To be labeled a top adviser to Dole may seem a dubious distinction at a time when the campaign has been buffeted by missteps on issues such as smoking, gun control and abortion, as well as Dole's controversial decision to pass up the NAACP convention.

"I have not worked on those issues," Lighthizer says. "We each contribute in the ways we're best suited. My issues are the economy, trade and taxes. General organization is also something I can do uniquely because I've been around for so many years."

His chief assignment for the Dole campaign is coordinating 25 volunteer groups that are developing policy positions for a Dole administration. The most eagerly watched is the group helping the candidate fashion a tax-cut proposal, which he is expected to announce soon.

"I happen to think the most important issue is the economy, the fact that wages are down, and financial security is down," Lighthizer explained. "The top 5 percent of people are doing well, the bottom two-thirds are doing poorly. I think you have to stimulate the economy to get people an increase in wages."

As a trade lobbyist, Lighthizer uses his connections to win protection from foreign competition for his clients, such as the U.S. steel industry. His self-proclaimed "trade hawk" philosophy makes some free-traders nervous, particularly as Lighthizer's name is bandied about as a possible White House chief of staff in a Dole administration.


But most in the business community would welcome such an appointment, says Lonnie Taylor, vice president of the U.S. Chamber of Commerce.

"He is exceptionally bright," says Taylor, who recently heard Lighthizer dominate a tax-cut discussion involving leading economists. "His command of the issues is breathtaking, not just taxes and trade but the whole gamut.

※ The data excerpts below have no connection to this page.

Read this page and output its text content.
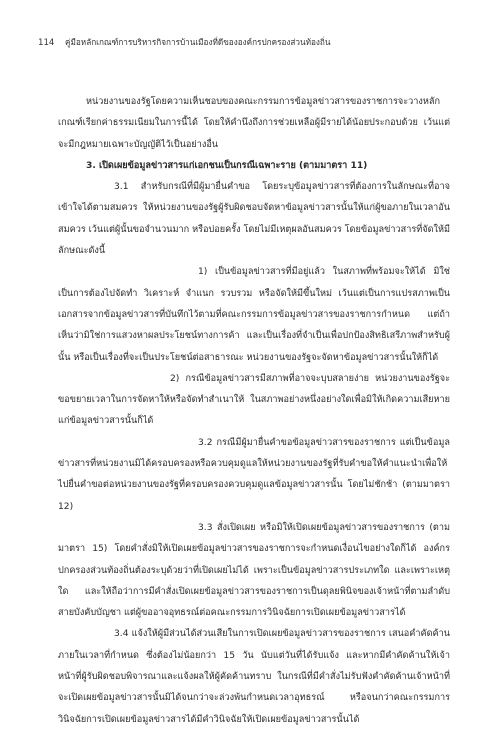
114 คู่มือหลักเกณฑ์การบริหารกิจการบ้านเมืองที่ดีขององค์กรปกครองส่วนท้องถิ่น

หน่วยงานของรัฐโดยความเห็นชอบของคณะกรรมการข้อมูลข่าวสารของราชการจะวางหลักเกณฑ์เรียกค่าธรรมเนียมในการนี้ได้ โดยให้คำนึงถึงการช่วยเหลือผู้มีรายได้น้อยประกอบด้วย เว้นแต่จะมีกฎหมายเฉพาะบัญญัติไว้เป็นอย่างอื่น

3. เปิดเผยข้อมูลข่าวสารแก่เอกชนเป็นกรณีเฉพาะราย (ตามมาตรา 11)

3.1 สำหรับกรณีที่มีผู้มายื่นคำขอ โดยระบุข้อมูลข่าวสารที่ต้องการในลักษณะที่อาจเข้าใจได้ตามสมควร ให้หน่วยงานของรัฐผู้รับผิดชอบจัดหาข้อมูลข่าวสารนั้นให้แก่ผู้ขอภายในเวลาอันสมควร เว้นแต่ผู้นั้นขอจำนวนมาก หรือบ่อยครั้ง โดยไม่มีเหตุผลอันสมควร โดยข้อมูลข่าวสารที่จัดให้มีลักษณะดังนี้

1) เป็นข้อมูลข่าวสารที่มีอยู่แล้ว ในสภาพที่พร้อมจะให้ได้ มิใช่เป็นการต้องไปจัดทำ วิเคราะห์ จำแนก รวบรวม หรือจัดให้มีขึ้นใหม่ เว้นแต่เป็นการแปรสภาพเป็นเอกสารจากข้อมูลข่าวสารที่บันทึกไว้ตามที่คณะกรรมการข้อมูลข่าวสารของราชการกำหนด แต่ถ้าเห็นว่ามิใช่การแสวงหาผลประโยชน์ทางการค้า และเป็นเรื่องที่จำเป็นเพื่อปกป้องสิทธิเสรีภาพสำหรับผู้นั้น หรือเป็นเรื่องที่จะเป็นประโยชน์ต่อสาธารณะ หน่วยงานของรัฐจะจัดหาข้อมูลข่าวสารนั้นให้ก็ได้

2) กรณีข้อมูลข่าวสารมีสภาพที่อาจจะบุบสลายง่าย หน่วยงานของรัฐจะขอขยายเวลาในการจัดหาให้หรือจัดทำสำเนาให้ ในสภาพอย่างหนึ่งอย่างใดเพื่อมิให้เกิดความเสียหายแก่ข้อมูลข่าวสารนั้นก็ได้

3.2 กรณีมีผู้มายื่นคำขอข้อมูลข่าวสารของราชการ แต่เป็นข้อมูลข่าวสารที่หน่วยงานมิได้ครอบครองหรือควบคุมดูแลให้หน่วยงานของรัฐที่รับคำขอให้คำแนะนำเพื่อให้ไปยื่นคำขอต่อหน่วยงานของรัฐที่ครอบครองควบคุมดูแลข้อมูลข่าวสารนั้น โดยไม่ชักช้า (ตามมาตรา 12)

3.3 สั่งเปิดเผย หรือมิให้เปิดเผยข้อมูลข่าวสารของราชการ (ตามมาตรา 15) โดยคำสั่งมิให้เปิดเผยข้อมูลข่าวสารของราชการจะกำหนดเงื่อนไขอย่างใดก็ได้ องค์กรปกครองส่วนท้องถิ่นต้องระบุด้วยว่าที่เปิดเผยไม่ได้ เพราะเป็นข้อมูลข่าวสารประเภทใด และเพราะเหตุใด และให้ถือว่าการมีคำสั่งเปิดเผยข้อมูลข่าวสารของราชการเป็นดุลยพินิจของเจ้าหน้าที่ตามลำดับสายบังคับบัญชา แต่ผู้ขออาจอุทธรณ์ต่อคณะกรรมการวินิจฉัยการเปิดเผยข้อมูลข่าวสารได้

3.4 แจ้งให้ผู้มีส่วนได้ส่วนเสียในการเปิดเผยข้อมูลข่าวสารของราชการ เสนอคำคัดค้านภายในเวลาที่กำหนด ซึ่งต้องไม่น้อยกว่า 15 วัน นับแต่วันที่ได้รับแจ้ง และหากมีคำคัดค้านให้เจ้าหน้าที่ผู้รับผิดชอบพิจารณาและแจ้งผลให้ผู้คัดค้านทราบ ในกรณีที่มีคำสั่งไม่รับฟังคำคัดค้านเจ้าหน้าที่จะเปิดเผยข้อมูลข่าวสารนั้นมิได้จนกว่าจะล่วงพ้นกำหนดเวลาอุทธรณ์ หรือจนกว่าคณะกรรมการวินิจฉัยการเปิดเผยข้อมูลข่าวสารได้มีคำวินิจฉัยให้เปิดเผยข้อมูลข่าวสารนั้นได้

We know no one is going to be with us 100 percent."

Lighthizer discourages the notion that he is a candidate for a White House job, but says he would help Dole hire others.

"I would concentrate on trying to get the right people into the right places," Lighthizer says. "If I thought I was just in this for myself, it would constrain me."

Others are quick to note that Lighthizer, who is rumored to earn well in excess of $500,000 a year, would have to take a huge pay cut to work for the White House -- and be required by law to refrain from lobbying for five years after he left.

That's a pretty hefty green fee -- even for the South Lawn.